7. We would like to check whether our assumption of smoothness at the cutoff is plausible. We can do this with a placebo test. Re-perform your analysis from Step 6 twice, using `black` and `age` as the dependent variables. Comment on what you find.
8. How sensitive are our results to the choice of bandwidth? Repeat your analysis from Step 6 while changing the bandwidth of the triangular kernel to, in turn, 25, 50, 75, 100, 125, and 150. Each time, recreate the triangular weights and re-estimate your regression. Automating this process in some sort of loop is encouraged but not required. Show your results in a shared regression table (or, if you want to get fancy, plot the coefficients and their error bars) and comment on what you see.
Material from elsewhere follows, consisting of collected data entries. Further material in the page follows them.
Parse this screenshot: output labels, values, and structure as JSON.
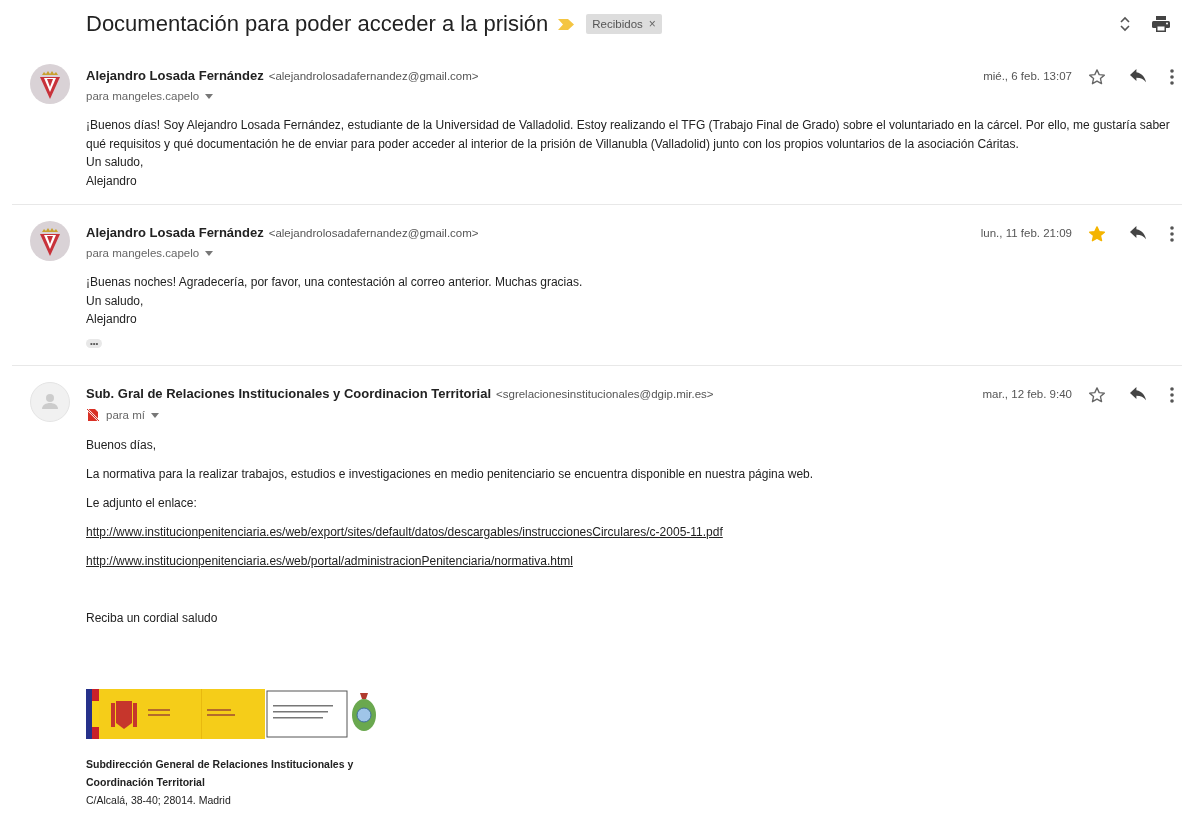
{
  "subject": "Documentación para poder acceder a la prisión",
  "important": true,
  "label": {
    "text": "Recibidos",
    "close": "×"
  },
  "messages": [
    {
      "kind": "crest",
      "sender": "Alejandro Losada Fernández",
      "email": "<alejandrolosadafernandez@gmail.com>",
      "recipient": "para mangeles.capelo",
      "warning": false,
      "date": "mié., 6 feb. 13:07",
      "starred": false,
      "body": [
        {
          "kind": "line",
          "text": "¡Buenos días! Soy Alejandro Losada Fernández, estudiante de la Universidad de Valladolid. Estoy realizando el TFG (Trabajo Final de Grado) sobre el voluntariado en la cárcel. Por ello, me gustaría saber qué requisitos y qué documentación he de enviar para poder acceder al interior de la prisión de Villanubla (Valladolid) junto con los propios voluntarios de la asociación Cáritas."
        },
        {
          "kind": "line",
          "text": "Un saludo,"
        },
        {
          "kind": "line",
          "text": "Alejandro"
        }
      ]
    },
    {
      "kind": "crest",
      "sender": "Alejandro Losada Fernández",
      "email": "<alejandrolosadafernandez@gmail.com>",
      "recipient": "para mangeles.capelo",
      "warning": false,
      "date": "lun., 11 feb. 21:09",
      "starred": true,
      "body": [
        {
          "kind": "line",
          "text": "¡Buenas noches! Agradecería, por favor, una contestación al correo anterior. Muchas gracias."
        },
        {
          "kind": "line",
          "text": "Un saludo,"
        },
        {
          "kind": "line",
          "text": "Alejandro"
        }
      ],
      "trimmed": "•••"
    },
    {
      "kind": "default",
      "sender": "Sub. Gral de Relaciones Institucionales y Coordinacion Territorial",
      "email": "<sgrelacionesinstitucionales@dgip.mir.es>",
      "recipient": "para mí",
      "warning": true,
      "date": "mar., 12 feb. 9:40",
      "starred": false,
      "body": [
        {
          "kind": "paragraph",
          "text": "Buenos días,"
        },
        {
          "kind": "paragraph",
          "text": "La normativa para la realizar trabajos, estudios e investigaciones en medio penitenciario se encuentra disponible en nuestra página web."
        },
        {
          "kind": "paragraph",
          "text": "Le adjunto el enlace:"
        },
        {
          "kind": "link",
          "text": "http://www.institucionpenitenciaria.es/web/export/sites/default/datos/descargables/instruccionesCirculares/c-2005-11.pdf"
        },
        {
          "kind": "link",
          "text": "http://www.institucionpenitenciaria.es/web/portal/administracionPenitenciaria/normativa.html"
        },
        {
          "kind": "closing",
          "text": "Reciba un cordial saludo"
        }
      ],
      "signature": {
        "logo": true,
        "lines": [
          {
            "kind": "bold",
            "text": "Subdirección General de Relaciones Institucionales y"
          },
          {
            "kind": "bold",
            "text": "Coordinación Territorial"
          },
          {
            "kind": "plain",
            "text": "C/Alcalá, 38-40; 28014. Madrid"
          }
        ]
      }
    }
  ]
}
9. Now let's bring in a few more bells and whistles, applying bias correction and local polynomials with optimal bandwidth selection. Use `rdrobust` from the **rdrobust** package (with all options kept to their defaults) to estimate the model. Write a comment on the estimate you find. Then demonstrate you've read the command's help file by also writing down the default variance-covariance procedure the command uses.
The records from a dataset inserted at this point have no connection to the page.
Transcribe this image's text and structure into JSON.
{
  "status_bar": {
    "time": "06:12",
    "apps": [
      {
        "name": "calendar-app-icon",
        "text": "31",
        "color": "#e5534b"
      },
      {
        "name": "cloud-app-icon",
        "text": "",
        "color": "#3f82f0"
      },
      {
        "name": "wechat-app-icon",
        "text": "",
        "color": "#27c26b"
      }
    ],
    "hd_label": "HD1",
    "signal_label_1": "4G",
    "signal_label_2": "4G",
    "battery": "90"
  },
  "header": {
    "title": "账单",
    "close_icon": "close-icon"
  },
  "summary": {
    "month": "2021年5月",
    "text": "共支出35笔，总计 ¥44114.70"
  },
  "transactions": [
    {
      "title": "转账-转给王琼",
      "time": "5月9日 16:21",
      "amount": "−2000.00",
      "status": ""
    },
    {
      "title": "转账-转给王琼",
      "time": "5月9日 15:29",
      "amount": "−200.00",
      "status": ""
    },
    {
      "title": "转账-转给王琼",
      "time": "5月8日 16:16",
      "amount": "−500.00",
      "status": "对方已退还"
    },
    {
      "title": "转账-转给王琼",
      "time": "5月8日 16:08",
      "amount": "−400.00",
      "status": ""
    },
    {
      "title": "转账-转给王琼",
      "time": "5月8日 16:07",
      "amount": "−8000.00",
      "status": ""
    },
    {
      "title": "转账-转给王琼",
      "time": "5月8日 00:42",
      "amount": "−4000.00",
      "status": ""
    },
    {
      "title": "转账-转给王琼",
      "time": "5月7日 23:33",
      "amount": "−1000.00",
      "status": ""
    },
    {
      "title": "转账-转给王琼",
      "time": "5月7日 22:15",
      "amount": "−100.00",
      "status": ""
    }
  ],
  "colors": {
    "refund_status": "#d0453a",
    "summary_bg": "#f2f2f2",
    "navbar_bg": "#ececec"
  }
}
*Language-specific instructions*:
- The Python version of **rdrobust** was released between the time the book was finished and the time of this writing. So the book doesn't have example code for you. But you can get examples from the [package website](https://rdpackages.github.io/rdrobust/) and the [walkthrough example](https://github.com/rdpackages/rdrobust/blob/master/Python/rdrobust_illustration.py) it provides. Do note you'll need to `print()` its output to see the results.
10. Now use `rdplot` from the **rdrobust** package to plot the estimation we're looking at. Set the polynomial order to 2 to match what is used in `rdrobust`. Comment on what you see, perhaps comparing it to the graph you made earlier in the assignment.
*Language-specific instructions*:
- The Python version of **rdrobust** was released between the time the book was finished and the time of this writing. So the book doesn't have example code for you. But you can get examples from the [package website](https://rdpackages.github.io/rdrobust/) and the [rdplot walkthrough example](https://github.com/rdpackages/rdrobust/blob/master/Python/rdplot_illustration.py) it provides.
11. This is a sharp regression discontinuity, but let's run a fuzzy regression discontinuity just to get the coding practice in, and let's toss in a regression kink while we're at it (no particular reason to believe it's the *slope* of recidivism that would change, but we can run the code). First, use the `deriv` option in `rdrobust` to estimate a regression kink design. Then, add a new `treated` variable that's just a completely random variable that's all 0s or 1s, and use that as the treatment status indicator to run a fuzzy regression discontinuity.
Don't worry too much about the results - neither of these models make much sense. Just get used to setting up the code.